Once you have completed the software installation you have to deal with the stupidities of downloading and installing network device images (Virtualbox, libvirt, containers) unless you decided to use Cumulus Linux, FRR, Nokia SR Linux, or Vyos.

I would love to simplify the process, but the networking vendors refuse to play along. Even worse, their licenses prohibit me from downloading the images and creating a packaged VM with preinstalled network devices for you7. Fortunately, you only have to go through this colossal waste of time once.

Setting Up the Labs

We finally got to the fun part – setting up the labs:

  • Select a directory where you want to have the BGP labs
  • Clone the bgplab GitHub repository with git clone https://github.com/bgplab/bgplab.git. GitHub UI gives you other options in the green Code button, including Download ZIP
  • Open the defaults.yml file in the top directory and edit it to set your preferred network device and virtualization environment. For example, I’m using the following settings to run the labs with Arista EOS containers while using FRR as the external BGP feeds:
device: eos             # Change to your preferred network device
provider: clab          # Change to virtualbox or libvirt if needed

groups:
  external:
    device: frr         # Change to your preferred external router
  • In a terminal window, change the current directory to one of the lab directories (for example, basic/1-session), and execute netlab up.
  • Wait for the lab to start and use netlab connect to connect to individual lab devices
  • Have fun.
  • When you’re done, collect the device configurations with netlab collect (if you want to save them) and shut down the lab with netlab down
  • Change the current directory to another lab directory and repeat.
  • Once you run out of lab exercises, create a new one and contribute it with a pull request ;)

  1. You will have to run the labs on a device with an x86 CPU (Intel or AMD). 

  2. You can only use devices supported by bgp.session and bgp.policy netlab plugins as external BGP feeds. 

  3. You need netlab release 1.6.4-post2 to use Nokia SR Linux as additional routers in more complex labs. To configure Nokia SR Linux, you must also install additional software

  4. If you’d like to use other devices as external BGP feeds and are willing to contribute your changes, please add the support for your devices to bgp.session and bgp.policy plugins.

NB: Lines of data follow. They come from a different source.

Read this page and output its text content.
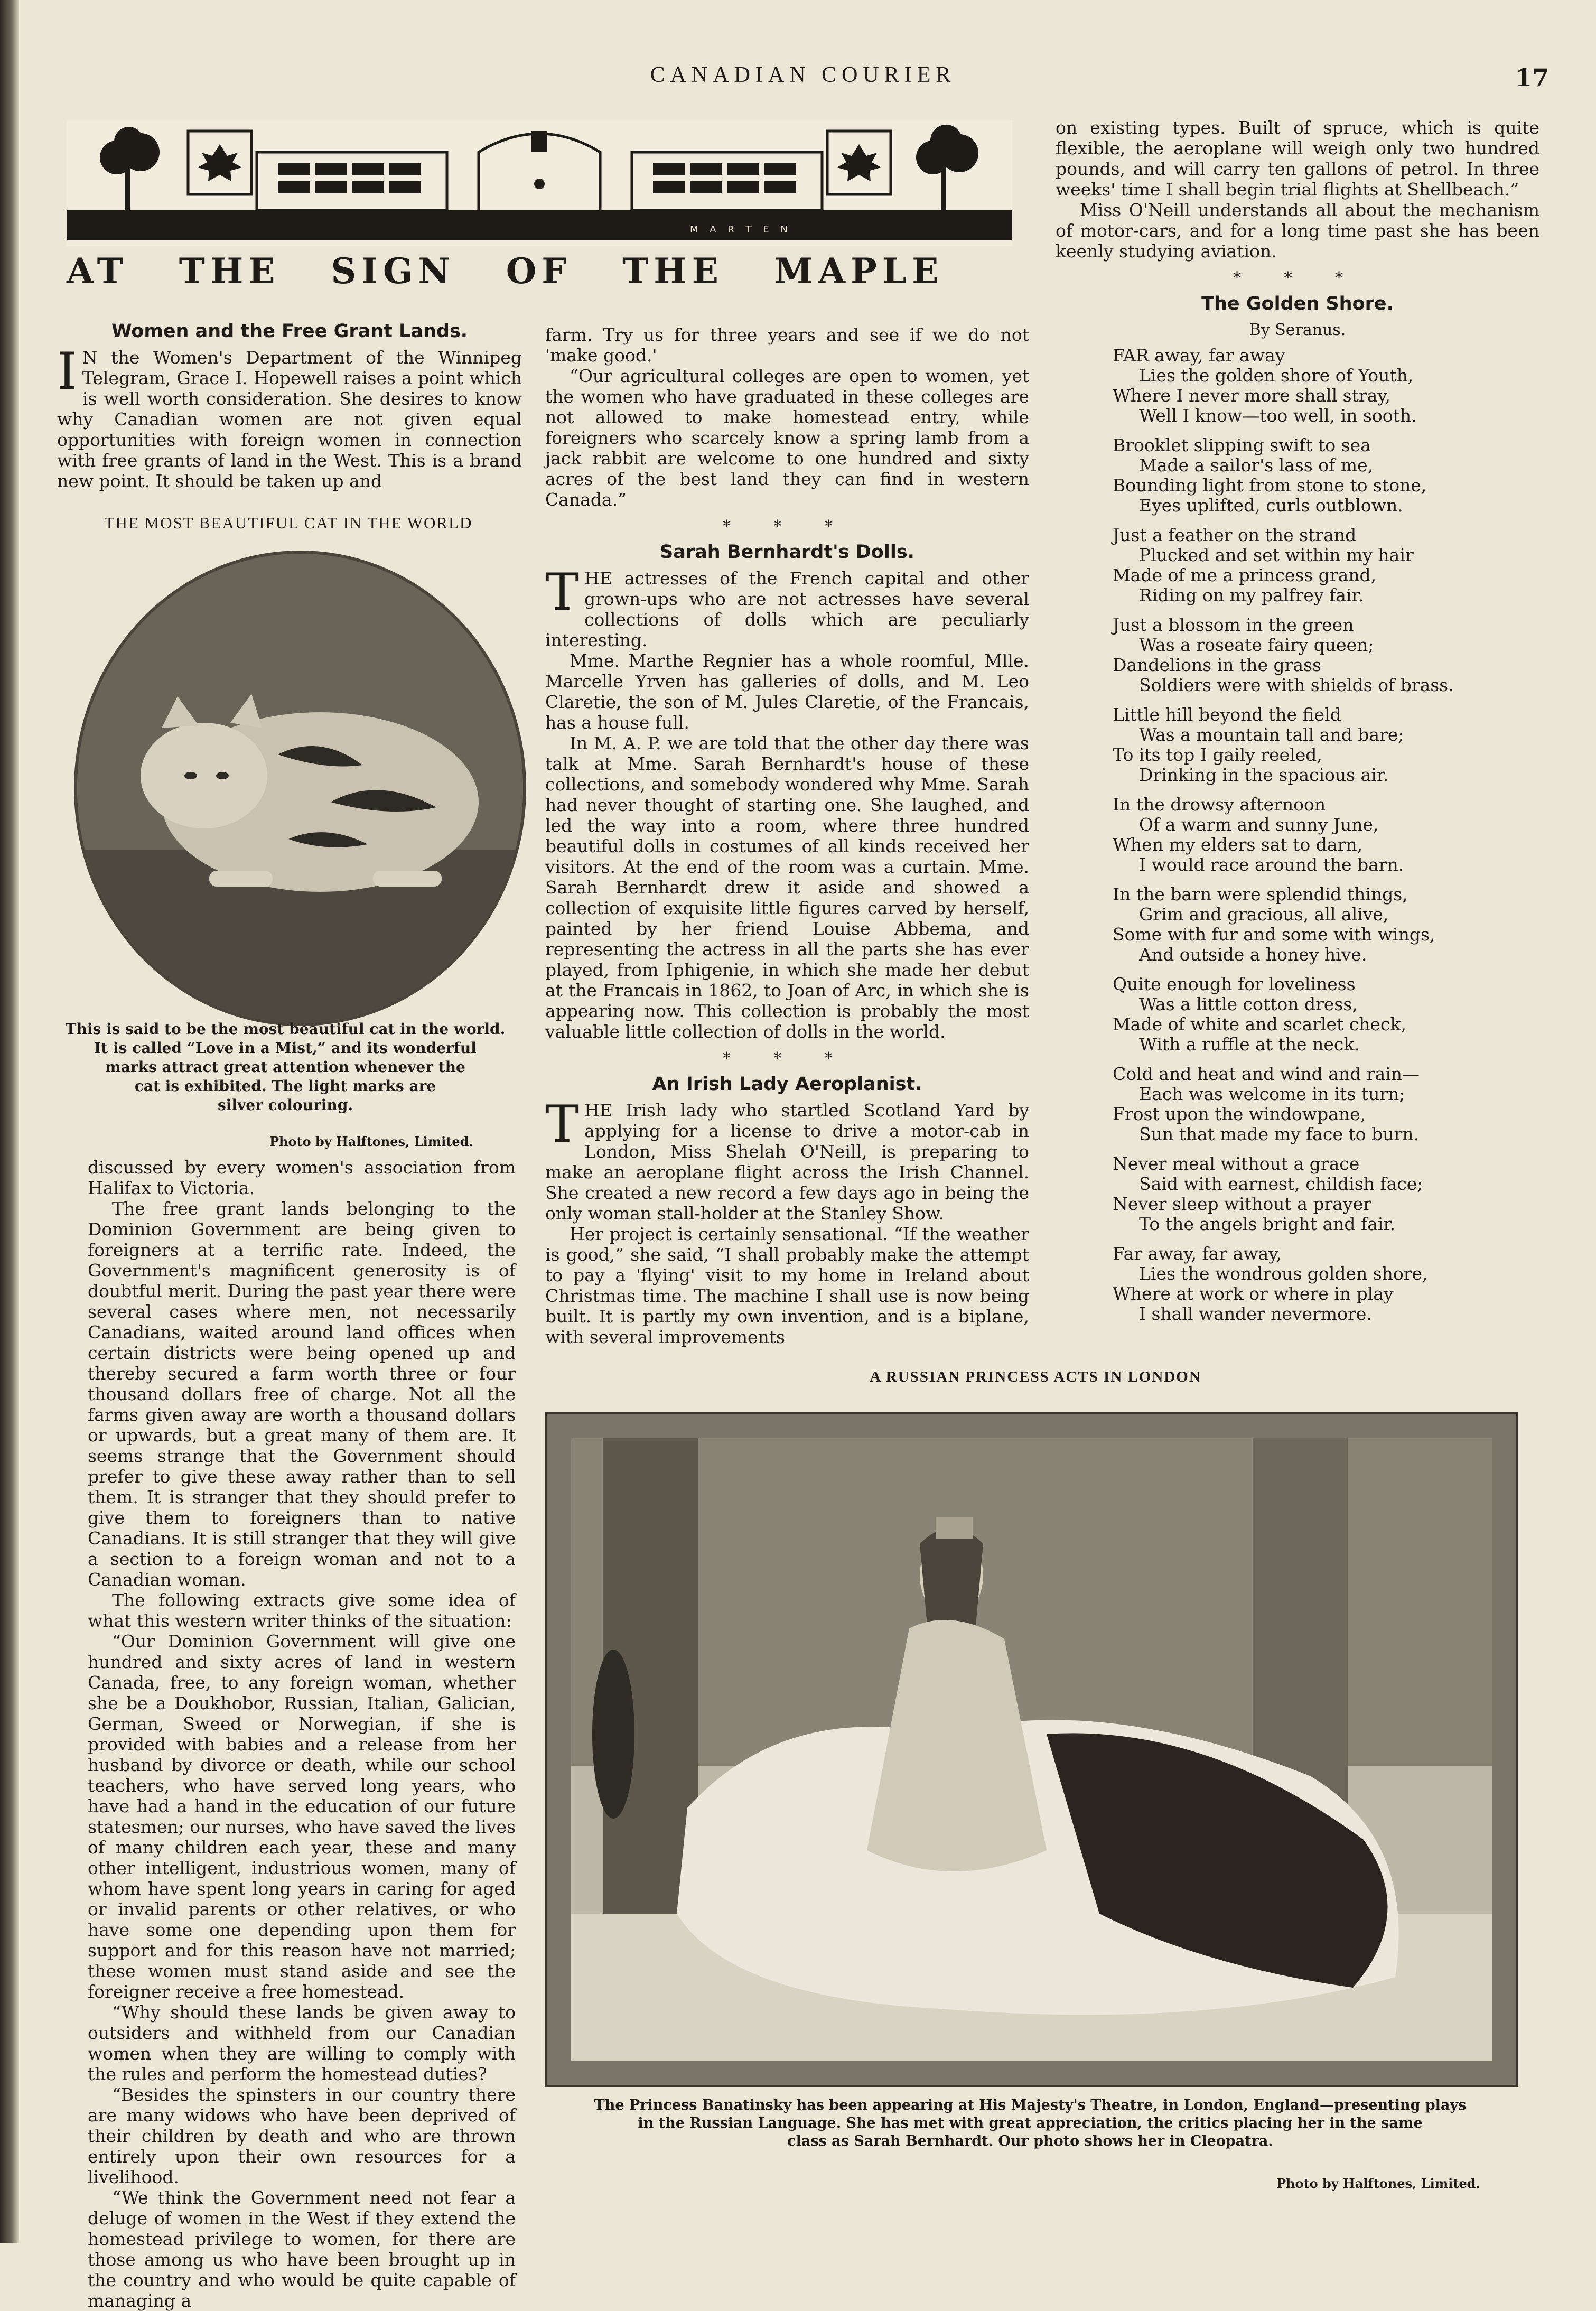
CANADIAN COURIER	17
M A R T E N
AT THE SIGN OF THE MAPLE
Women and the Free Grant Lands.

I N the Women's Department of the Winnipeg Telegram, Grace I. Hopewell raises a point which is well worth consideration. She desires to know why Canadian women are not given equal opportunities with foreign women in connection with free grants of land in the West. This is a brand new point. It should be taken up and

THE MOST BEAUTIFUL CAT IN THE WORLD
This is said to be the most beautiful cat in the world.
It is called “Love in a Mist,” and its wonderful
marks attract great attention whenever the
cat is exhibited. The light marks are
silver colouring.
Photo by Halftones, Limited.

discussed by every women's association from Halifax to Victoria.

The free grant lands belonging to the Dominion Government are being given to foreigners at a terrific rate. Indeed, the Government's magnificent generosity is of doubtful merit. During the past year there were several cases where men, not necessarily Canadians, waited around land offices when certain districts were being opened up and thereby secured a farm worth three or four thousand dollars free of charge. Not all the farms given away are worth a thousand dollars or upwards, but a great many of them are. It seems strange that the Government should prefer to give these away rather than to sell them. It is stranger that they should prefer to give them to foreigners than to native Canadians. It is still stranger that they will give a section to a foreign woman and not to a Canadian woman.

The following extracts give some idea of what this western writer thinks of the situation:

“Our Dominion Government will give one hundred and sixty acres of land in western Canada, free, to any foreign woman, whether she be a Doukhobor, Russian, Italian, Galician, German, Sweed or Norwegian, if she is provided with babies and a release from her husband by divorce or death, while our school teachers, who have served long years, who have had a hand in the education of our future statesmen; our nurses, who have saved the lives of many children each year, these and many other intelligent, industrious women, many of whom have spent long years in caring for aged or invalid parents or other relatives, or who have some one depending upon them for support and for this reason have not married; these women must stand aside and see the foreigner receive a free homestead.

“Why should these lands be given away to outsiders and withheld from our Canadian women when they are willing to comply with the rules and perform the homestead duties?

“Besides the spinsters in our country there are many widows who have been deprived of their children by death and who are thrown entirely upon their own resources for a livelihood.

“We think the Government need not fear a deluge of women in the West if they extend the homestead privilege to women, for there are those among us who have been brought up in the country and who would be quite capable of managing a

farm. Try us for three years and see if we do not 'make good.'

“Our agricultural colleges are open to women, yet the women who have graduated in these colleges are not allowed to make homestead entry, while foreigners who scarcely know a spring lamb from a jack rabbit are welcome to one hundred and sixty acres of the best land they can find in western Canada.”

* * *
Sarah Bernhardt's Dolls.

THE actresses of the French capital and other grown-ups who are not actresses have several collections of dolls which are peculiarly interesting.

Mme. Marthe Regnier has a whole roomful, Mlle. Marcelle Yrven has galleries of dolls, and M. Leo Claretie, the son of M. Jules Claretie, of the Francais, has a house full.

In M. A. P. we are told that the other day there was talk at Mme. Sarah Bernhardt's house of these collections, and somebody wondered why Mme. Sarah had never thought of starting one. She laughed, and led the way into a room, where three hundred beautiful dolls in costumes of all kinds received her visitors. At the end of the room was a curtain. Mme. Sarah Bernhardt drew it aside and showed a collection of exquisite little figures carved by herself, painted by her friend Louise Abbema, and representing the actress in all the parts she has ever played, from Iphigenie, in which she made her debut at the Francais in 1862, to Joan of Arc, in which she is appearing now. This collection is probably the most valuable little collection of dolls in the world.

* * *
An Irish Lady Aeroplanist.

THE Irish lady who startled Scotland Yard by applying for a license to drive a motor-cab in London, Miss Shelah O'Neill, is preparing to make an aeroplane flight across the Irish Channel. She created a new record a few days ago in being the only woman stall-holder at the Stanley Show.

Her project is certainly sensational. “If the weather is good,” she said, “I shall probably make the attempt to pay a 'flying' visit to my home in Ireland about Christmas time. The machine I shall use is now being built. It is partly my own invention, and is a biplane, with several improvements

on existing types. Built of spruce, which is quite flexible, the aeroplane will weigh only two hundred pounds, and will carry ten gallons of petrol. In three weeks' time I shall begin trial flights at Shellbeach.”

Miss O'Neill understands all about the mechanism of motor-cars, and for a long time past she has been keenly studying aviation.

* * *
The Golden Shore.
By Seranus.
FAR away, far away
Lies the golden shore of Youth,
Where I never more shall stray,
Well I know—too well, in sooth.
Brooklet slipping swift to sea
Made a sailor's lass of me,
Bounding light from stone to stone,
Eyes uplifted, curls outblown.
Just a feather on the strand
Plucked and set within my hair
Made of me a princess grand,
Riding on my palfrey fair.
Just a blossom in the green
Was a roseate fairy queen;
Dandelions in the grass
Soldiers were with shields of brass.
Little hill beyond the field
Was a mountain tall and bare;
To its top I gaily reeled,
Drinking in the spacious air.
In the drowsy afternoon
Of a warm and sunny June,
When my elders sat to darn,
I would race around the barn.
In the barn were splendid things,
Grim and gracious, all alive,
Some with fur and some with wings,
And outside a honey hive.
Quite enough for loveliness
Was a little cotton dress,
Made of white and scarlet check,
With a ruffle at the neck.
Cold and heat and wind and rain—
Each was welcome in its turn;
Frost upon the windowpane,
Sun that made my face to burn.
Never meal without a grace
Said with earnest, childish face;
Never sleep without a prayer
To the angels bright and fair.
Far away, far away,
Lies the wondrous golden shore,
Where at work or where in play
I shall wander nevermore.
A RUSSIAN PRINCESS ACTS IN LONDON
The Princess Banatinsky has been appearing at His Majesty's Theatre, in London, England—presenting plays
in the Russian Language. She has met with great appreciation, the critics placing her in the same
class as Sarah Bernhardt. Our photo shows her in Cleopatra.
Photo by Halftones, Limited.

Thank you! 

  5. An FRR container starts slightly faster than a Cumulus Linux container. Also, the FRR containers are built by the FRR project, while the Cumulus Linux containers came from a hobby project of their former employee. 

  6. There is no official FRR virtual machine image – netlab has to download and install FRR on a Ubuntu VM whenever you start an frr node as a virtual machine. Using Cumulus Linux Vagrant box is faster and consumes way less bandwidth.